Le pouvoir et l’argent

Une observation attentive nous permet de mettre en évidence une similitude entre la mutation du paysage syndical et celle qui, depuis plus longtemps, touche la sphère économique ou industrielle : la concentration. Tout comme ces grandes entreprises qui ont pour objectif premier de grossir et prendre des parts de marché plutôt que de sécuriser un projet industriel, on observe les manœuvres des grandes enseignes syndicales pour assoir des positions dominantes plutôt que de concentrer leurs actions pour la défense des intérêts des salariés.

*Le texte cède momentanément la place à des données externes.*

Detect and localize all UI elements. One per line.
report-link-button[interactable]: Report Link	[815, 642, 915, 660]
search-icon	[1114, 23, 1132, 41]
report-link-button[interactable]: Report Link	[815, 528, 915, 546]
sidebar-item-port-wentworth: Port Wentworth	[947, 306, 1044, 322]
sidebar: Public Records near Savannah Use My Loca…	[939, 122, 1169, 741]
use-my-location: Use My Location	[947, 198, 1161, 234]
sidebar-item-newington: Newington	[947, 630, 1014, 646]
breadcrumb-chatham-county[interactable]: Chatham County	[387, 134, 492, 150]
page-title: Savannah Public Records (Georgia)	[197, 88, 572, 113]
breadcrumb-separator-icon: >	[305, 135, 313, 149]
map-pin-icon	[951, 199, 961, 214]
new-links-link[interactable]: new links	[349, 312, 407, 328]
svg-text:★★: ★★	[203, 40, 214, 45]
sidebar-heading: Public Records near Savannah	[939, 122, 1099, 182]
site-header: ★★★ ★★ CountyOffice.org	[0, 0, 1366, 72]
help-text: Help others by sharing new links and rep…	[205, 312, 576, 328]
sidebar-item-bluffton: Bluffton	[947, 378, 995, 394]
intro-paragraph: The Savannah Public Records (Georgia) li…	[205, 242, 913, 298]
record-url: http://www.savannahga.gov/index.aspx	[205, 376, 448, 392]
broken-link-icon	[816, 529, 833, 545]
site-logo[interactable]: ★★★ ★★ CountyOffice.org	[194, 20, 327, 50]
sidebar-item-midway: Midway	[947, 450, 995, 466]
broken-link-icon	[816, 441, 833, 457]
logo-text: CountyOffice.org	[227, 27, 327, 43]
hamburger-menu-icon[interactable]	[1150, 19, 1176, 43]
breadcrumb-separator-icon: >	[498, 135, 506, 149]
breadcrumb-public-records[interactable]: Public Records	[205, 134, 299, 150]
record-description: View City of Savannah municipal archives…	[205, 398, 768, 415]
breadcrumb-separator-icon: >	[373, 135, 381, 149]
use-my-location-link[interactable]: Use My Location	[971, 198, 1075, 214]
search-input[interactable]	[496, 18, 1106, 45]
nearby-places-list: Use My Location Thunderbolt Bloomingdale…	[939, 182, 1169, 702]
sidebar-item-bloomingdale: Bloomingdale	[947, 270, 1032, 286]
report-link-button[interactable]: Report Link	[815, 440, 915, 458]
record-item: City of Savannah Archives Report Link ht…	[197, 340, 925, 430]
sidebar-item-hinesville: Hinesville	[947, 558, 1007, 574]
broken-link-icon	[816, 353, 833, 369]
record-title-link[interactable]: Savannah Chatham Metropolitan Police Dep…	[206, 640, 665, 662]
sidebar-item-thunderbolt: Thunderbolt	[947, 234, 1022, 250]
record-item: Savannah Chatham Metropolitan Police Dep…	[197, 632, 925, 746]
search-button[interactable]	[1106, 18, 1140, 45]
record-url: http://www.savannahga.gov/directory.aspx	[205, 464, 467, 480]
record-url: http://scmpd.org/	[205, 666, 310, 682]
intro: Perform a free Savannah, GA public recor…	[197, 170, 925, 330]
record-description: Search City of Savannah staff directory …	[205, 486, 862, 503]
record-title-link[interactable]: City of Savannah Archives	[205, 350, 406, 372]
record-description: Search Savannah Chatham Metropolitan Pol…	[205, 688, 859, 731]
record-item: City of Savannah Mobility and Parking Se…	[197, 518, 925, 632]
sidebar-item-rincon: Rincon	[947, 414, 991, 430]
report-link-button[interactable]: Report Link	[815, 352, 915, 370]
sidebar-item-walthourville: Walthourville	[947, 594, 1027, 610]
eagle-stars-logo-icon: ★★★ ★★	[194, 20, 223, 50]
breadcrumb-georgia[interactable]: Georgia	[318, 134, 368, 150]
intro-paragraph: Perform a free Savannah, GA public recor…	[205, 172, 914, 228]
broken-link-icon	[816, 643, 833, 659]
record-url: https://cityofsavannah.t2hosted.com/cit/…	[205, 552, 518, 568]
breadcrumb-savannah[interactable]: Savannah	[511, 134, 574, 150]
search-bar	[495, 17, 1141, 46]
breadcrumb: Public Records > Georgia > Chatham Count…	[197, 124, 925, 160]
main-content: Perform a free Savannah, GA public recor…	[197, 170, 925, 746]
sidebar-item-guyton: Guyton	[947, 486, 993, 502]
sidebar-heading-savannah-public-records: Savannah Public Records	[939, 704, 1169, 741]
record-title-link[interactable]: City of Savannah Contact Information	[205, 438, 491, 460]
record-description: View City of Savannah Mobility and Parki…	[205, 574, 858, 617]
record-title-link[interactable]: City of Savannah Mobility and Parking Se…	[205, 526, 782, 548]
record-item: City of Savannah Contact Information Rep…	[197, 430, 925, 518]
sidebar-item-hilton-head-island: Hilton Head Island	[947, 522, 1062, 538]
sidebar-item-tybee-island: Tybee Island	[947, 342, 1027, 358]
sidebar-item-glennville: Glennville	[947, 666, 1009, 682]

Pour les grandes centrales syndicales, comme pour les grandes entreprises, les enjeux sont d’abord financiers et de pouvoir. Il faut capter les ressources financières publiques ou privées, obtenir la gestion de contrats mutualistes ou autres. Si la défense des intérêts des salariés reste une préoccupation pour ces centrales, elle cède du terrain à la recherche de plus de pouvoir et d’argent, deux choses que ces organisations ont, par nature, du mal à partager…

Un monopole pour l’échec

Aidées par les gouvernements Villepin puis Fillon, les grandes centrales syndicales, et la première d’entre elles particulièrement, ont cherché à obtenir un quasi-monopole syndical, ou, du moins, celui de pouvoir signer seules des accords sociaux. Sans toutefois obtenir complètement satisfaction, notamment dans la fonction publique, ces centrales ont considérablement renforcé leur influence, non pas dans les urnes où elles sont en déclin, mais par leur lobbying dans les hautes sphères de l’État avec qui, par construction, elles sont les seules à discuter.